В игру включилась мать. Поначалу она нашей шпионской легенде поверила, но когда Патрик в первый раз остался у меня на ночь, она была озадачена и угнетена. На второй день смутное беспокойство усилилось. А на третий мы совершили последнюю ошибку – и оно обрело форму.
Возвратившись домой после похода на Красную площадь, мы забыли запереть входную дверь в квартиру.
Мы сразу же пошли на балкон, чтобы обсудить планы на завтра (а завтра предстояло трудоустройство).
Мать вошла незаметно. Она обнаружила квартиру незапертой, и это неприятно её поразило. Что, если внутри агенты ФСБ? Мать прошла в мою комнату и увидела на столе рисунки Патрика. Она долго листала папку и в каждой работе, наполненной болью и насилием, читала намёк. Это то, что ждёт её и меня. Перерезанные вены, лужи крови, петля под потолком… На одном рисунке она увидела белую кошку, истыканную ножами, спицами, иглами. Она напомнила ей нашу кошку, тоже полностью белую. ФСБ решила расправиться и с ней.
Когда мы вышли с балкона, раз сделанное предположение уже прочно укоренилось в голове матери и больше никогда её не покидало. Я не хочу вспоминать, что было потом.
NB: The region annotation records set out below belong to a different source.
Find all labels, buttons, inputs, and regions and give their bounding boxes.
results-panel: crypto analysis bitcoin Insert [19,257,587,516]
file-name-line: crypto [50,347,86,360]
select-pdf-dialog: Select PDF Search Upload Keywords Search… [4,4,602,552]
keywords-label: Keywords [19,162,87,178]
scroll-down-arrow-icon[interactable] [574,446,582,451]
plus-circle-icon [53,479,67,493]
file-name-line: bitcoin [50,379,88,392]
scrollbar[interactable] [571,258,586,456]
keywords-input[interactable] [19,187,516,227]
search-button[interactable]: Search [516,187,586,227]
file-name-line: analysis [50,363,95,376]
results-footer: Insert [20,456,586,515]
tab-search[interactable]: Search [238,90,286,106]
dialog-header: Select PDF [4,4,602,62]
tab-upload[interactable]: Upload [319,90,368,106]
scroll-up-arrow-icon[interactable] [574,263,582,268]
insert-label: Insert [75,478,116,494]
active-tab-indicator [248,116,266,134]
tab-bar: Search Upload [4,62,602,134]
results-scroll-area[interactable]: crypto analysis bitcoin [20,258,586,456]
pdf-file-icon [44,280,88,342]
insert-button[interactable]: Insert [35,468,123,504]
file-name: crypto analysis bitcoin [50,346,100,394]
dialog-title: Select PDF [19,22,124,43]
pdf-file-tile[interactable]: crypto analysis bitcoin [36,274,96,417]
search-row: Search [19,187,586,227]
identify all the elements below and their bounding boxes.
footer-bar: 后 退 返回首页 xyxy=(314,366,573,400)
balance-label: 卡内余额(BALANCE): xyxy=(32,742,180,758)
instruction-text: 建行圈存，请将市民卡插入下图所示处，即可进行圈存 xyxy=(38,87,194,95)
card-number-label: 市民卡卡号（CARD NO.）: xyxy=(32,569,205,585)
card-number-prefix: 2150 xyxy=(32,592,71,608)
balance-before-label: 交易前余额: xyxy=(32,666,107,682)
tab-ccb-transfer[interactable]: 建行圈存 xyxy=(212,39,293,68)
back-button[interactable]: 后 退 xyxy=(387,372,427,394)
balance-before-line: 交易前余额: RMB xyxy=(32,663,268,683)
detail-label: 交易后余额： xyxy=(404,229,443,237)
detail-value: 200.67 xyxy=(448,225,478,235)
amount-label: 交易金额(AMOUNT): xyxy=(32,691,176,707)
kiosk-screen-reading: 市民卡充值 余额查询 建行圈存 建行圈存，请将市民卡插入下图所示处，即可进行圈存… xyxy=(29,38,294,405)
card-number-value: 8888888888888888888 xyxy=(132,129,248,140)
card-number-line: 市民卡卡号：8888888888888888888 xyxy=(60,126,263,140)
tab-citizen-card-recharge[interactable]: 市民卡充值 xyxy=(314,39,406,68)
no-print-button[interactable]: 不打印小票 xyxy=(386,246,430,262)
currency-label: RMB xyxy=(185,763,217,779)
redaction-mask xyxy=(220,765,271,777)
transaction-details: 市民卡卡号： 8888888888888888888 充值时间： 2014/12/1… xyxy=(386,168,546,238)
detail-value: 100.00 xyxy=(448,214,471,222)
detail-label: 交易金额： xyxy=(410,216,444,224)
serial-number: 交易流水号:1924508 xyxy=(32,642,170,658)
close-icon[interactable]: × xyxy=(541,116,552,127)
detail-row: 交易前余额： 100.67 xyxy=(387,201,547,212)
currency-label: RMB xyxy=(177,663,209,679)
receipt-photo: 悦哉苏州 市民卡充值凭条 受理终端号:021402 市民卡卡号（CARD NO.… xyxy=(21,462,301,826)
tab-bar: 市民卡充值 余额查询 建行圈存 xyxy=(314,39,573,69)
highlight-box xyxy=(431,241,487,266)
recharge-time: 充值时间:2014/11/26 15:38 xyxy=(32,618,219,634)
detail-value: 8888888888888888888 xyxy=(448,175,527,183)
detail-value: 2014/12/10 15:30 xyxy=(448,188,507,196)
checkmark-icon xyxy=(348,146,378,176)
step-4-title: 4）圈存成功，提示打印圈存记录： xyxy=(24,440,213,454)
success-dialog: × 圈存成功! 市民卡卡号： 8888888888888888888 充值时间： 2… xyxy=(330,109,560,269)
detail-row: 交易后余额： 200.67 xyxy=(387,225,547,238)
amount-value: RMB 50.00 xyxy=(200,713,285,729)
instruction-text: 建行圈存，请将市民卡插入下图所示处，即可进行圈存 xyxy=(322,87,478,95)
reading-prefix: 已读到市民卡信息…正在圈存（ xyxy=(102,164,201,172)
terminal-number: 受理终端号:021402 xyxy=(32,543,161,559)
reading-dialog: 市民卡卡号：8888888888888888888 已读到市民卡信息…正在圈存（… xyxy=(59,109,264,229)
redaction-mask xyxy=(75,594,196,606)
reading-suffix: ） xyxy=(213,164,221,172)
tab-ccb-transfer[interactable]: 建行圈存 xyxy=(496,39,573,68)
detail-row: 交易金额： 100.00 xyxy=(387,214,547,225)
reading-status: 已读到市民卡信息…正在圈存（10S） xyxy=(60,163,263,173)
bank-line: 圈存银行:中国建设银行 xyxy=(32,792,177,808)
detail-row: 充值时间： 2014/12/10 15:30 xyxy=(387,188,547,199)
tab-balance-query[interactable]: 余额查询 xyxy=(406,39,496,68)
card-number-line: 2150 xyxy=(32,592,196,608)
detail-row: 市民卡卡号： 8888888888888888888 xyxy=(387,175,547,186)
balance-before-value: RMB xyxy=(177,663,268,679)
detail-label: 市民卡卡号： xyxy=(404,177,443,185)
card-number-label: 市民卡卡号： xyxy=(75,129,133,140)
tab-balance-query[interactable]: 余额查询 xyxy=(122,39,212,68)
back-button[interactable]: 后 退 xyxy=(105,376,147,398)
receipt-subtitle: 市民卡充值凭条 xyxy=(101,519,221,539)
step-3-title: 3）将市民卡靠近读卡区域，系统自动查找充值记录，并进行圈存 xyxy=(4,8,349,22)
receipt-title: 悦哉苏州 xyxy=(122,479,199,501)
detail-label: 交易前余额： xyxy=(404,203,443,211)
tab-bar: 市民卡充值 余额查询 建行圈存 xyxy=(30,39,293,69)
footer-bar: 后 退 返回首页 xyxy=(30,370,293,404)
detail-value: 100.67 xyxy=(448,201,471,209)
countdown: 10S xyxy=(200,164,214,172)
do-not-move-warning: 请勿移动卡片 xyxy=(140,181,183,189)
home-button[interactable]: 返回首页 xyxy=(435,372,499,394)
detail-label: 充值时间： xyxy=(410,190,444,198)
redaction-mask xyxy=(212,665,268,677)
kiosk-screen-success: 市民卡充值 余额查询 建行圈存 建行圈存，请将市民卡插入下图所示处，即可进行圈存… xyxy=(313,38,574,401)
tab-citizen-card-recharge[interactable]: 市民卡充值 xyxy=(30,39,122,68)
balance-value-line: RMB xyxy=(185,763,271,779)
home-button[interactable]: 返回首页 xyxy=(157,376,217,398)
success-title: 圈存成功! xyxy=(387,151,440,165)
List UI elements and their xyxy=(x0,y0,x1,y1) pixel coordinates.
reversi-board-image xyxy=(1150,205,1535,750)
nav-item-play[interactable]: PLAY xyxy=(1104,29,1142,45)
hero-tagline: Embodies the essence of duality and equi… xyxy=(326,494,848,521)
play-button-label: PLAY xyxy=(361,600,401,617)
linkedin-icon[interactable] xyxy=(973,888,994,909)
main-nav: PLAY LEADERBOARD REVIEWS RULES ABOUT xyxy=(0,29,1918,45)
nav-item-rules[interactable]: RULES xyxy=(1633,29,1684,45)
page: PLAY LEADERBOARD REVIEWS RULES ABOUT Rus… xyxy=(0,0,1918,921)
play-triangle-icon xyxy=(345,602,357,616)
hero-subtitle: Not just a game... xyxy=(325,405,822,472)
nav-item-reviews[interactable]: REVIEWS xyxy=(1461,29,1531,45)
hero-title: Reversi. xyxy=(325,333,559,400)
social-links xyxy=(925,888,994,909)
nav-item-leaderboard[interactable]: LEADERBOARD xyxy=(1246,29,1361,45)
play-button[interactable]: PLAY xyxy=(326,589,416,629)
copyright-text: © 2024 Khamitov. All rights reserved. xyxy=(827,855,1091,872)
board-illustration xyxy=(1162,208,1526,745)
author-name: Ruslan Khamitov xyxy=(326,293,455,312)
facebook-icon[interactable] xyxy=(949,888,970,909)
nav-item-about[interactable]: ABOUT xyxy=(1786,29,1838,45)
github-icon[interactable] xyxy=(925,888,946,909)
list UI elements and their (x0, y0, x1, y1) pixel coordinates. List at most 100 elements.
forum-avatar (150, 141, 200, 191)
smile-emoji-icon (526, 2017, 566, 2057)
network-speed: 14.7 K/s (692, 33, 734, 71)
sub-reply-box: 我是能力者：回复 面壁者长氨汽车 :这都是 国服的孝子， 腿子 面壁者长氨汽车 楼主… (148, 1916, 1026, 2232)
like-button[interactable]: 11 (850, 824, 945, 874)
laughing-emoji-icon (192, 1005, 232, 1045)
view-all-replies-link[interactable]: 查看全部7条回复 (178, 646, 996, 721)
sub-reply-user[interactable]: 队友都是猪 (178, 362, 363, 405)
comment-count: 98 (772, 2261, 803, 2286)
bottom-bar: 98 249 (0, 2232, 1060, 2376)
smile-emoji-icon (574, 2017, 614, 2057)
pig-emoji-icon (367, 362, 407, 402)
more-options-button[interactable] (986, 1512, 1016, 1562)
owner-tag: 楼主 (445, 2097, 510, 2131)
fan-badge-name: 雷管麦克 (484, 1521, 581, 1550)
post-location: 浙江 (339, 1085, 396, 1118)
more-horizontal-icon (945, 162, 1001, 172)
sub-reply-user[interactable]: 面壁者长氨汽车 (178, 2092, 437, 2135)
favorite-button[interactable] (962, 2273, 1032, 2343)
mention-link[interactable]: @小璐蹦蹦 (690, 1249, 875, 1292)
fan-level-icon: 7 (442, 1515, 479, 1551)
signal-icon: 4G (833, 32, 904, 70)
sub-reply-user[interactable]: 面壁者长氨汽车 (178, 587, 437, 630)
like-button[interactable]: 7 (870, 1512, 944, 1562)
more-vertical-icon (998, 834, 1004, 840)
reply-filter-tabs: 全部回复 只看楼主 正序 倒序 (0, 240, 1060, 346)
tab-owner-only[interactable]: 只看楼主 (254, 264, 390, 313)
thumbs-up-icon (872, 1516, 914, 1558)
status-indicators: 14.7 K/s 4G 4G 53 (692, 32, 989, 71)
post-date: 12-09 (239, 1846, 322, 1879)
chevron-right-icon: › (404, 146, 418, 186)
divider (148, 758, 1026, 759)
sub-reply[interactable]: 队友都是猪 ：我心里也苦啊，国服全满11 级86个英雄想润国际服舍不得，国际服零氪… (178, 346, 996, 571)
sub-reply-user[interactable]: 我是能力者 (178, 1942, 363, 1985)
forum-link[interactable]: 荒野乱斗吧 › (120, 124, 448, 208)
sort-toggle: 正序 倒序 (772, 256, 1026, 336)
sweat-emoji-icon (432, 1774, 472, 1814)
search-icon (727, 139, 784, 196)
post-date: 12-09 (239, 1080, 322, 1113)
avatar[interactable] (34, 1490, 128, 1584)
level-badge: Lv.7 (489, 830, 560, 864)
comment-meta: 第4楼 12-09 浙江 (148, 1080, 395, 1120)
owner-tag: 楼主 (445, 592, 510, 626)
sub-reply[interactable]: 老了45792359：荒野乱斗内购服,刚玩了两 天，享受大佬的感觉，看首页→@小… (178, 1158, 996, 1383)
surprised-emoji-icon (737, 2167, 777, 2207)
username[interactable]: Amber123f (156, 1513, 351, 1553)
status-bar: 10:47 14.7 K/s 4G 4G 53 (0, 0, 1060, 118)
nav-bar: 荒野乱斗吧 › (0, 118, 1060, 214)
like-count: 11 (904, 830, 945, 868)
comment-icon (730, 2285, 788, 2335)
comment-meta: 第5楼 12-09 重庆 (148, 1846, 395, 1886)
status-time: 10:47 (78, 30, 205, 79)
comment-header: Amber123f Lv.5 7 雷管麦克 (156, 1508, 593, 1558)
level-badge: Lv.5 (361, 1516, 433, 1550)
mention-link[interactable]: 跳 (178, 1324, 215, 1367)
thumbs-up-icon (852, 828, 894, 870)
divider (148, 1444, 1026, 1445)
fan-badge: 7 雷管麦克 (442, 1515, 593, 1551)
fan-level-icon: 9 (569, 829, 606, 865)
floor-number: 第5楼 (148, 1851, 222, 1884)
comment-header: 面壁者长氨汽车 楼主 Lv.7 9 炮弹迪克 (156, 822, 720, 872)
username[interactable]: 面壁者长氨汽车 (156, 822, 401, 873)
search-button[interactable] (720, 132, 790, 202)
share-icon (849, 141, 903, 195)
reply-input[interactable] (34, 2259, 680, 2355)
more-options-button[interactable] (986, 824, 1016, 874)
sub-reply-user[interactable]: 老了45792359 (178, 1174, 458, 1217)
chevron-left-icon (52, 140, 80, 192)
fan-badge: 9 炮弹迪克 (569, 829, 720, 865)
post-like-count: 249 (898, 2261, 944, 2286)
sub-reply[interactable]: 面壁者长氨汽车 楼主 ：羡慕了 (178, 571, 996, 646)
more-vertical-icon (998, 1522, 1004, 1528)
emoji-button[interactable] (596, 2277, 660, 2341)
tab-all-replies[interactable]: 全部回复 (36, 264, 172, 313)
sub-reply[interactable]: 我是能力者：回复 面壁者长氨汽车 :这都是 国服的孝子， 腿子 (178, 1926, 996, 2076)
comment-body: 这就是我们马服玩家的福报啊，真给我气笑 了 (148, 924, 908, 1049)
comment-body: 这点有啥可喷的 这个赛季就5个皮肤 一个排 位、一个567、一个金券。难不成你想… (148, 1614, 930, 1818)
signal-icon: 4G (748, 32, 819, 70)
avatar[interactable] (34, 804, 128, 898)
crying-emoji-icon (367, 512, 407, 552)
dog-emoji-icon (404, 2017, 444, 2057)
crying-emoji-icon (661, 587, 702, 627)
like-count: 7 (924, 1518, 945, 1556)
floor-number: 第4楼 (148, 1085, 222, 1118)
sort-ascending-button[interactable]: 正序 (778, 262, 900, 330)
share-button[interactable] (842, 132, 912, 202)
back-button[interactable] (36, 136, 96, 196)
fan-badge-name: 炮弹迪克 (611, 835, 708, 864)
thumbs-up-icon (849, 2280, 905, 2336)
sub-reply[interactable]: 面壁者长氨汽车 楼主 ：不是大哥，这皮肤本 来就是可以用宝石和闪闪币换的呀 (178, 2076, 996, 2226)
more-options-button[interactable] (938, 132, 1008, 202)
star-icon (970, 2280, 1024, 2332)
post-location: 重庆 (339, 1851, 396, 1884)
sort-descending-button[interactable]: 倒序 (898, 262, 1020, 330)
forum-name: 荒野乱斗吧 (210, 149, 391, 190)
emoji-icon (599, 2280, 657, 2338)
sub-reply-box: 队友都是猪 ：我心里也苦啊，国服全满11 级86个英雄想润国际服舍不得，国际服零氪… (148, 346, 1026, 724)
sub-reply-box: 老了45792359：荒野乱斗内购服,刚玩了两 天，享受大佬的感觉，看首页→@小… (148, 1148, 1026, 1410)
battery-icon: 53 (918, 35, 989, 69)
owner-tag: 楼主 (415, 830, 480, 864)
Это был первый раз, когда мать смогла поговорить с агентом ФСБ лично, без всех этих намёков в Интернете и на стенах подъезда. Я никогда не видел мать такой. Она напомнила мне мою кошку. С ней мы жили много лет: она была белая, пушистая, голубоглазая и невероятно добрая. И как-то раз притащил я с улицы другую кошку – просто так, из бессмысленной и иррациональной жалости. Моя кошка при виде неё ощетинилась, на её спине поднялся гребень, словно у ископаемого ящера, хвост стал раза в четыре толще, из страшной клыкастой пасти раздалось настоящее рычание, а затем противный, полный ненависти вой. Я и представить себе не мог такого.
На следующий день рано утром Патрик должен был покинуть наш дом навсегда.
***
Откуда же взялись рисунки Патрика у меня на столе? Дело в том, что накануне я взял их отсканировать, но сил не оставалось, и я должен был их спрятать (часть рисунков мать видела в Интернете). Но вместо того, чтобы затолкать их подальше, я всю ночь сидел над ними и плакал, будто кисейная барышня. А наутро я их спрятать забыл.
Я вообще много тогда плакал. В тот же день, когда Патрик передал мне папку с рисунками, я увидел у нашего порога туфельки. Пыльные, старые. Я взял одну из них и расплакался, понимая, что люблю её, эту маленькую, вконец разбитую туфельку.
Почему же я не убрал рисунки, не закрыл входную дверь, так долго тянул с трудоустройством? Это всё апостол Пётр, страж заповедных кущ. Ходил по пятам, путал карты и выгонял из рая.
***
В восемь утра за Патриком захлопнулась дверь. Что поделать? – его туфелька была бесконечно мне дорога, и я, облачившись в «костюм неудачника», отправился по её следам.
К тому времени я уволился из фотопечати, и чтобы как-то жить дальше, требовалось найти работу для Патрика. Я устроиться не мог: мать выкрала мой паспорт, и было неизвестно, смогу ли я его вернуть в ближайшие дни. У меня оставалось несколько тысяч рублей, на которые можно было продержаться какой-то срок. Я знал, что эти деньги уйдут быстро, на жильё их не хватит, и не особенно рассчитывал на финансовые сбережения.